Ей пришлось поделить Акшенское имение с вдовой своего брата. Притом, старый, огарёвский дом был уже очень ветх. И вот она выселилась на хутор три года назад и отстроила себе отличный дом в 6 просторных комнат, на солнечную сторону; вид далекий и летом, вероятно, очаровательный. Мебель она перевезла из того дома (его недавно развалили); мебель вся – еще отца и деда Огарёва, роскошная, вся красного дерева, комфортабельная, прочная – главное, старинная. Я не мог наглядеться. Даже сервиз столовый, – отца Огарёва. На стенах – старинные, превосходные гравюры – и портреты, портреты! Огарёв, поэт, двухлетним мальчишкой – божественно. Затем его же три портрета, все масляными красками, в 25–35 лет; портрет его первой жены, портреты Тучковых, Сатиных и пр., и пр. Удивительный карандашный портрет Римского-Корсакова, из семьи которого взяты типы «Горе от ума» (Софья – жена его брата).

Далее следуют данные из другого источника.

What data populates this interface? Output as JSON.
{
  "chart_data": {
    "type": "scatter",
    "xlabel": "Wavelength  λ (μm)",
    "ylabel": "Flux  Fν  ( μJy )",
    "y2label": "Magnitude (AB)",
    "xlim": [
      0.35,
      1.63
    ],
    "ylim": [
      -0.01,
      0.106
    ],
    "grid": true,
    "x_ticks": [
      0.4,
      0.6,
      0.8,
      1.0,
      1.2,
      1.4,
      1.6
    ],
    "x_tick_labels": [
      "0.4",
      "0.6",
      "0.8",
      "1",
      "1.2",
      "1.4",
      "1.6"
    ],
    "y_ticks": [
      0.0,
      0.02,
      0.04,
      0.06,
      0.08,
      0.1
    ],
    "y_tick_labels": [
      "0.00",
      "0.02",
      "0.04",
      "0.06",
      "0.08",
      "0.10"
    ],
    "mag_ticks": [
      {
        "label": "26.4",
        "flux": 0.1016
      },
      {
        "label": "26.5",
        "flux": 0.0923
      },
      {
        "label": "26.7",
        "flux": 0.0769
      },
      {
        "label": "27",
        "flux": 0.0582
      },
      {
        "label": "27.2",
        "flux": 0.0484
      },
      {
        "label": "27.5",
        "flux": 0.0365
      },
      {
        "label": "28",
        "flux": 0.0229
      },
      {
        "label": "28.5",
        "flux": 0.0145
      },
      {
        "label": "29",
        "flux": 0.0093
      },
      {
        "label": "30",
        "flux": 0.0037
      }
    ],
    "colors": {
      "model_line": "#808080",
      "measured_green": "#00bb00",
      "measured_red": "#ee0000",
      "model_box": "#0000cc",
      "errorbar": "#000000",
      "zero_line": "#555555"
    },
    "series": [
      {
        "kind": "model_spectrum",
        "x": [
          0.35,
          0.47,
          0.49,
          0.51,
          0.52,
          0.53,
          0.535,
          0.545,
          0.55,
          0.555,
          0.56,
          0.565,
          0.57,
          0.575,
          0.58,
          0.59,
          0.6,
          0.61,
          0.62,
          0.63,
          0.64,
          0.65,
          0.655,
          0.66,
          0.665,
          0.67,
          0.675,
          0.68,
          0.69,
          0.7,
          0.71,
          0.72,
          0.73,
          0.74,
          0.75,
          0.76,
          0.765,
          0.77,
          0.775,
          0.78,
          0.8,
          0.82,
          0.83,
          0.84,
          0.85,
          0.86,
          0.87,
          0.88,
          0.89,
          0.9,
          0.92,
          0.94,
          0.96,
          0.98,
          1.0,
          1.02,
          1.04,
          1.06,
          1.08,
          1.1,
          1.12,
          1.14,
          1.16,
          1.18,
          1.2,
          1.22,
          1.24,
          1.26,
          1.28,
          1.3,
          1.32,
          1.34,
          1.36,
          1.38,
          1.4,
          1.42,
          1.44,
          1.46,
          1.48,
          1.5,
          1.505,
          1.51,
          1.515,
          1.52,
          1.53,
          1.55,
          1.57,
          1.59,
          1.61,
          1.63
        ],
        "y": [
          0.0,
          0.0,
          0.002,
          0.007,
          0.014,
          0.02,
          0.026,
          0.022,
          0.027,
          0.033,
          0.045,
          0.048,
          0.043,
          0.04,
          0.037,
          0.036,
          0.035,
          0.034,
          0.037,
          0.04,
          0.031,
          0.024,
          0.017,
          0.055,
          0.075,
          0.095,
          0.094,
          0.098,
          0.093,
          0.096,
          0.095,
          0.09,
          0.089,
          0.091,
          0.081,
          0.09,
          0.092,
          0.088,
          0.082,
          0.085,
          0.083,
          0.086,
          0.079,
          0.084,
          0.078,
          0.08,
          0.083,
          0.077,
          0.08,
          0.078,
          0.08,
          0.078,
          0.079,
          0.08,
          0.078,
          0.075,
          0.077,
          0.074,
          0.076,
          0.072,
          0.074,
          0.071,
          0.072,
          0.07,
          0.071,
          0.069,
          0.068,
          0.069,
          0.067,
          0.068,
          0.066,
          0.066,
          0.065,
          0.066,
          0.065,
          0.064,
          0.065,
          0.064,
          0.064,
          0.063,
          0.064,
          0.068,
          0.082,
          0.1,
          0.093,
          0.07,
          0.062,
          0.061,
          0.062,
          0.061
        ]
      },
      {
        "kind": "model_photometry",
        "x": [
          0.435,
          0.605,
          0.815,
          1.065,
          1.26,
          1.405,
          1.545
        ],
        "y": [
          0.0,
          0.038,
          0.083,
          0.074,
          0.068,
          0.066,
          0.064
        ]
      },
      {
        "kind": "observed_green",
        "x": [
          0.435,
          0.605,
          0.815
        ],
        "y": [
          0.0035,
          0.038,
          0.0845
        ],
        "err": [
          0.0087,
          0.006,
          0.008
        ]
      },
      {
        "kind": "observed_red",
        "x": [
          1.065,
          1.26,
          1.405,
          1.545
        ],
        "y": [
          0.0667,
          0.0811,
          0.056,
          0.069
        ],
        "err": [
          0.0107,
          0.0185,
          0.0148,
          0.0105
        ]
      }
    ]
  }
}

Проснулся я в 9½ ч. Сатина встала, по своему обыкновению, в 7. Подали самовар, она наливает чай и говорит: «А я нашла связку еще более старых писем». Принесла – смотрю: Грановский, Кетчер и пр. Волновался ужасно. Без передышки разбирал письма (их в двух комодах оказалось много тысяч) до обеда, в 2 ч., и затем до ужина, в 9; в 4 еще пили чай. Она хлопотала по хозяйству, а в свободные минуты подсаживалась разбирать письма. Перед вечером, чтобы освежиться, я вышел с нею, и она обвела меня по своему хозяйству – на скотный двор и пр. У нее полторы тысячи десятин, 37 лошадей, 53 коровы и пр. – хозяйство огромное. Но оно ей не в радость: братья оставили ей столько долгов, имение чуть не трижды заложено; в 1889 году к ней до 50 раз приезжали описывать имущество. Письма со времени освобождения крестьян (тучковские и особенно сатинские) – живая иллюстрация к «Оскудению» Атавы: сначала письма и документы насчет выкупных платежей, затем заклад этих платежей, затем ужасающие счета торг. дома Бодмер (земледельч. машины), затем, без преувеличения, тысячи векселей (конца 80-х и начала 90-х годов) и закладные листы земельных банков. Сатина платит 24 %, а тетка, Огарёва, не дает ей взаймы ни копейки.